Menurut catatan Lembaga Penanggulangan Bencana dan Perubahan Iklim Nahdlatul Ulama (LPBINU) Jawa Barat, tren banjir cileuncang di kawasan Cekungan Bandung semakin meluas dan terjadi lebih sering.
Selain curah hujan yang tinggi, banjir ini dipicu oleh kerusakan lingkungan, khususnya di kawasan Bandung Utara dan Bandung Selatan, yang seharusnya menjadi penyangga alami bagi kawasan tersebut.
"Masifnya alih fungsi lahan di kedua kawasan ini dianggap menjadi salah satu penyebab utama.

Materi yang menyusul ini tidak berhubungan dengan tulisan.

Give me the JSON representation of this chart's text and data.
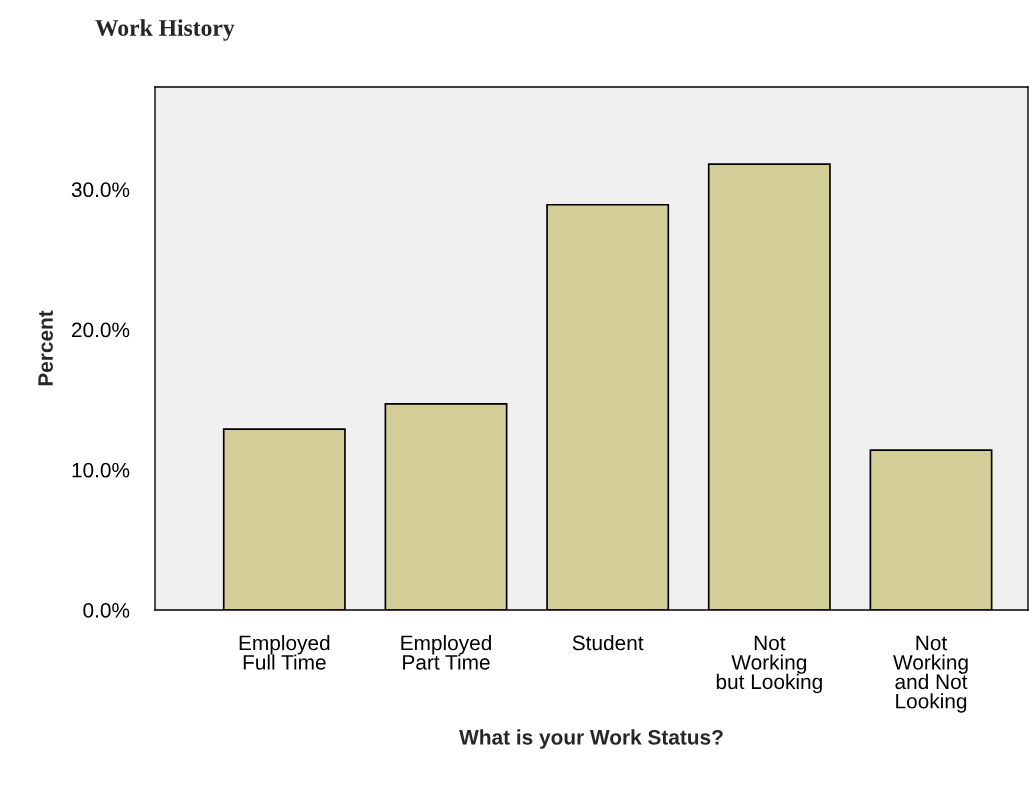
{
  "chart_data": {
    "type": "bar",
    "title": "Work History",
    "xlabel": "What is your Work Status?",
    "ylabel": "Percent",
    "categories": [
      "Employed\nFull Time",
      "Employed\nPart Time",
      "Student",
      "Not\nWorking\nbut Looking",
      "Not\nWorking\nand Not\nLooking"
    ],
    "values": [
      12.9,
      14.7,
      28.9,
      31.8,
      11.4
    ],
    "color": "#d3ce97",
    "ylim": [
      0,
      37.3
    ],
    "yticks": [
      {
        "value": 0,
        "label": "0.0%"
      },
      {
        "value": 10,
        "label": "10.0%"
      },
      {
        "value": 20,
        "label": "20.0%"
      },
      {
        "value": 30,
        "label": "30.0%"
      }
    ],
    "grid": false
  }
}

Lahan hutan yang dulu berfungsi sebagai penyerapan air kini telah berubah menjadi area pertanian, permukiman mewah, kawasan pariwisata, hotel, dan vila," ujar Ketua LPBINU Jabar, Dadang Sudardja, Ahad (26/1/2025).
Dadang menambahkan, kerusakan lingkungan ini dapat dengan mudah terlihat, namun pembangunan di kawasan Bandung Utara dan Selatan terus berlanjut.
Padahal, kata dia, Pemerintah Pusat telah menerbitkan Peraturan Presiden Republik Indonesia Nomor 45 Tahun 2018 mengenai Rencana Tata Ruang Kawasan Perkotaan Cekungan Bandung.
"Peraturan tersebut bertujuan untuk menciptakan kawasan perkotaan yang ramah lingkungan dan berkelas dunia. Namun, pada kenyataannya, kerusakan lingkungan di cekungan Bandung justru semakin parah," ungkapnya.
Banjir yang terus terjadi setiap musim hujan berdampak besar pada kerusakan infrastruktur serta terganggunya aktivitas ekonomi masyarakat. Selain itu, buruknya tata kelola lingkungan di kawasan ini semakin memperburuk kondisi. Sistem drainase yang rusak serta masalah sampah yang belum sepenuhnya terkelola hanya menambah kompleksitas permasalahan.
Pemerhati lingkungan menilai bahwa pembangunan kawasan permukiman, perumahan, dan proyek lainnya sering kali mengabaikan dampak lingkungan, sehingga bencana seperti banjir sulit dihindari.
"Oleh karena itu, para kepala daerah, khususnya wali kota dan bupati, diharapkan menjadikan rehabilitasi kawasan dan pembangunan tata kelola lingkungan yang lebih baik sebagai prioritas utama. Langkah ini diperlukan agar bencana serupa tidak terus terulang di masa depan," ujarnya.
"Banjir cileuncang di Cekungan Bandung bukan sekadar fenomena alam semata, tetapi menjadi cerminan buruknya tata ruang dan pengelolaan lingkungan di wilayah ini. Pembangunan yang tidak terkendali harus segera direvisi demi masa depan yang lebih baik," pungkasnya.